Use the elimination method to solve the linear-quadratic system y = x^2 - 2x -2, y=2x-6.
• (-2, -2) and (-2,2)
• (-2,-10)
• (2,-2)
• (2, -2) and (-2,2)
To solve the system using the elimination method, we need to eliminate one variable by manipulating one or both equations.
Given:
y = x^2 - 2x - 2 ...........(1)
y = 2x - 6 ....................(2)
We can start by subtracting equation (2) from equation (1) to eliminate y:
x^2 - 2x - 2 - (2x - 6) = 0
x^2 - 2x - 2 - 2x + 6 = 0
x^2 - 4x + 4 = 0
Now, we can factor this quadratic equation:
(x - 2)(x - 2) = 0
(x - 2)^2 = 0
We now have an equation with a double root of x = 2.

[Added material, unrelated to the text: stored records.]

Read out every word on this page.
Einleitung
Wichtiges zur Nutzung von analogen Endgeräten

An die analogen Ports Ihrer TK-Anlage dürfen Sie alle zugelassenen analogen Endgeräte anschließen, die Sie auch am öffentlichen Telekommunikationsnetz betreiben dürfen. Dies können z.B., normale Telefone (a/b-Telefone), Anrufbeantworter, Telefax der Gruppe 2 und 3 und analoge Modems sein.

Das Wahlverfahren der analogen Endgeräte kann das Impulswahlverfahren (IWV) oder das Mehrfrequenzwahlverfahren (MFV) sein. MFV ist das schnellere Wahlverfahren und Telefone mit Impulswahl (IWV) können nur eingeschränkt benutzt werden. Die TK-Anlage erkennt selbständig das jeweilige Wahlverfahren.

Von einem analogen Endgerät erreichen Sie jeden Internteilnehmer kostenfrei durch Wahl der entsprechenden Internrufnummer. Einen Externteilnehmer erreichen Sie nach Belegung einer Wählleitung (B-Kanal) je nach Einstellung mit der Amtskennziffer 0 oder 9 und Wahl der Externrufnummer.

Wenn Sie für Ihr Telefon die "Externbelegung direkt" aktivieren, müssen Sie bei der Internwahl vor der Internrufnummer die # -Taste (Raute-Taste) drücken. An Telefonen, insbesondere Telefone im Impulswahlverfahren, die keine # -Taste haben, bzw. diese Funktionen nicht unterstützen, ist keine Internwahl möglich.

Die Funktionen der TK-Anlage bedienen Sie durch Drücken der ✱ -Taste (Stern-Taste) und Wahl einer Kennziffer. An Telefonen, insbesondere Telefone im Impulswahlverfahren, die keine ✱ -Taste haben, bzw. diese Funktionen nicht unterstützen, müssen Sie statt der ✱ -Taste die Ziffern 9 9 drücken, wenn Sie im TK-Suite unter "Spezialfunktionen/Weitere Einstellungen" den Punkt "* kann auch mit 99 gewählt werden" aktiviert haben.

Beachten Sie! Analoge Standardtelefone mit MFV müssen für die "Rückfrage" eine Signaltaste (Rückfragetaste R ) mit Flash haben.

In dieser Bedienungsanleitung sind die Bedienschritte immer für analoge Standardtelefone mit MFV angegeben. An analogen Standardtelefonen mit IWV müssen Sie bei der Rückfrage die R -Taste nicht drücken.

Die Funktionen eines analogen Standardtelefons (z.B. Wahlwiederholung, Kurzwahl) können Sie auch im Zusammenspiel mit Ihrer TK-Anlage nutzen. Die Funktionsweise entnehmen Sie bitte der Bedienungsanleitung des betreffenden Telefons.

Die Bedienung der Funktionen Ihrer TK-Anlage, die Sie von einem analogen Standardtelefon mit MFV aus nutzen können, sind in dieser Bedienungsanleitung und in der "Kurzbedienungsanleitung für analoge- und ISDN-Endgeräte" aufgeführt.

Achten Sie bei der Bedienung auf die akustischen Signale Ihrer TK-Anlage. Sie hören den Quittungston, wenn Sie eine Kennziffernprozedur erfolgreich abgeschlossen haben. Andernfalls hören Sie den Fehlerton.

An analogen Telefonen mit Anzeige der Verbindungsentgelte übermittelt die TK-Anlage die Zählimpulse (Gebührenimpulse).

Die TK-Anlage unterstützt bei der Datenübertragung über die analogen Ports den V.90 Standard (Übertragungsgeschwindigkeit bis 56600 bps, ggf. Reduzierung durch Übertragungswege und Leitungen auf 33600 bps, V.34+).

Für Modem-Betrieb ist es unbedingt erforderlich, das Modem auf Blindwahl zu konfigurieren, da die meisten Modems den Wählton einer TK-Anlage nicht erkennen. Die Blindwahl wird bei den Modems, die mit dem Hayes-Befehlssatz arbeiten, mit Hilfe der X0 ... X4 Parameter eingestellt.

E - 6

To find y, we substitute x = 2 into either equation (1) or (2):
Using equation (1):
y = (2)^2 - 2(2) - 2
y = 4 - 4 - 2
y = -2
Therefore, the solution to the system is (x, y) = (2, -2).
To check the given answer choices:
• (-2, -2) and (-2,2): These points do not satisfy both equations.
• (-2,-10): This point does not satisfy both equations.
• (2,-2): This point satisfies both equations.
• (2, -2) and (-2,2): These points satisfy both equations.
Therefore, the correct answer is (2, -2) and (-2, 2).